How to Use This Medicine
- Your doctor will prescribe your exact dose and tell you how often it should be given. This medicine is given through a needle placed in one of your veins.
- You will receive this medicine while you are in a hospital or cancer treatment center. A nurse or other trained health professional will give you this medicine.
- Your doctor will tell you to have your immune cells collected three days before each scheduled infusion of this medicine. Your collected cells are mixed with a protein to make them ready for your infusion.
- The medicine is usually given as 3 doses, spaced 2 weeks apart. This medicine must be given slowly, so the needle will remain in place for one hour. You may also receive acetaminophen (Tylenol®) and diphenhydramine (Benadryl®) to help prevent possible infusion reactions.
If a dose is missed:
- It is very important that you receive all doses of this medicine. Try to keep all scheduled appointments. If you miss a dose, your medicine will not be usable. Your doctor will work with you to schedule a new appointment at the cell collection center. You may also get a new appointment for your infusion.
Drugs and Foods to Avoid
Ask your doctor or pharmacist before using any other medicine, including over-the-counter medicines, vitamins, and herbal products.
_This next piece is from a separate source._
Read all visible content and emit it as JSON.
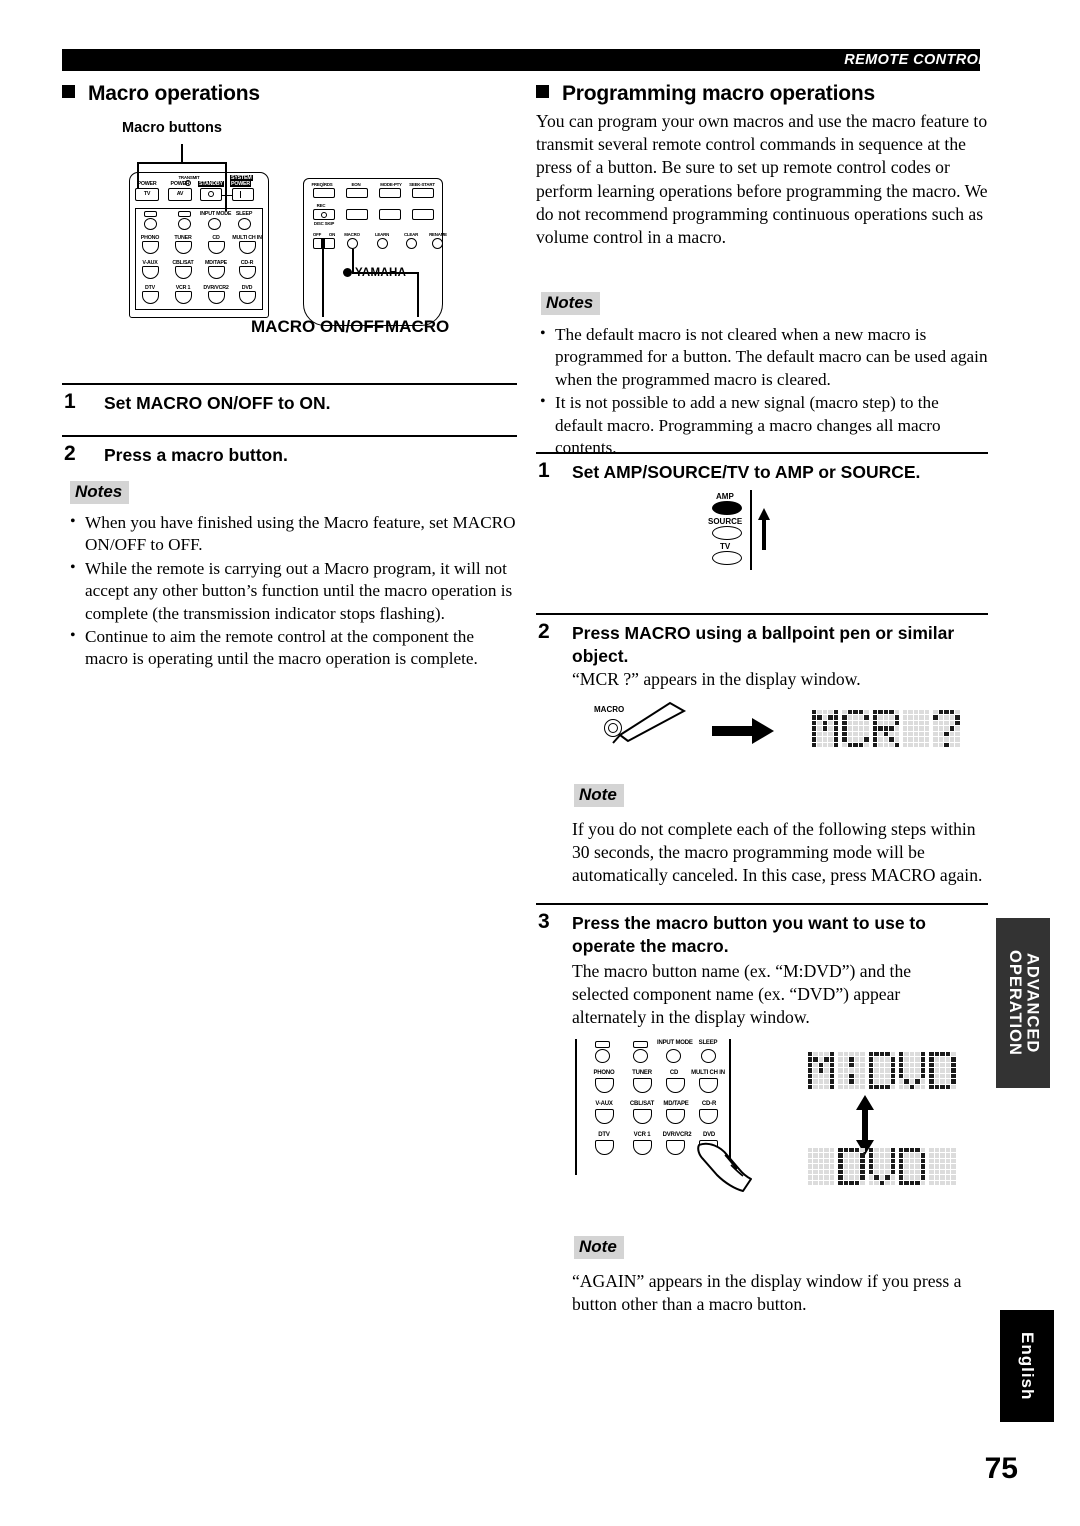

- Make sure your doctor knows if you are receiving a treatment or using a medicine that causes a weak immune system. This may include radiation therapy, cancer medicines, or steroid medicines (such as cortisone, dexamethasone, prednisone, Cortef®, or Medrol®).
Warnings While Using This Medicine
- Make sure your doctor knows if you have heart disease, heart rhythm problems, lung disease or breathing problems, or a history of stroke.
- This medicine may cause fever; chills; dizziness; joint pain; fast heartbeat; nausea and vomiting; shortness of breath; troubled breathing; or unusual tiredness or weakness within a few hours after you receive it. Check with your doctor or nurse right away if you have any of these symptoms.
- Call your doctor right away if you start to have a cough, weight loss, fever, or redness or pain at the infusion or collection sites. These may be signs that you have an infection.
- Check with your doctor right away if you have chest pain or discomfort, dizziness, fainting, pounding or rapid pulse, or fast, slow, or uneven heartbeat. These maybe symptoms of a heart rhythm problem.
- Your doctor will need to check your progress at regular visits while you are using this medicine. Be sure to keep all appointments.
Possible Side Effects While Using This Medicine
Call your doctor right away if you notice any of these side effects:
- Allergic reaction: Itching or hives, swelling in your face or hands, swelling or tingling in your mouth or throat, chest tightness, trouble breathing
- Change in how much or how often you urinate, bloody or cloudy urine, or painful urination.
- Chest pain, fast or uneven heartbeat.
- Fever, chills, cough, runny nose, sore throat, and body aches.
- Numbness, tingling, or burning pain in your hands, arms, legs, or feet.
- Pain, itching, burning, swelling, or a lump under your skin where the needle is placed.
- Shortness of breath or troubled breathing.
- Swelling in your hands, ankles, or feet.
- Unusual bleeding or bruising.
- Unusual tiredness or weakness.
If you notice these less serious side effects, talk with your doctor:
- Back, bone, joint, or muscle pain.
- Constipation, diarrhea, nausea, or vomiting.
- Decreased weight.
- Dizziness or headache.
- Loss of appetite.
- Skin rash.
- Trouble sleeping.
- Warmth or redness in your face, neck, arms, or upper chest.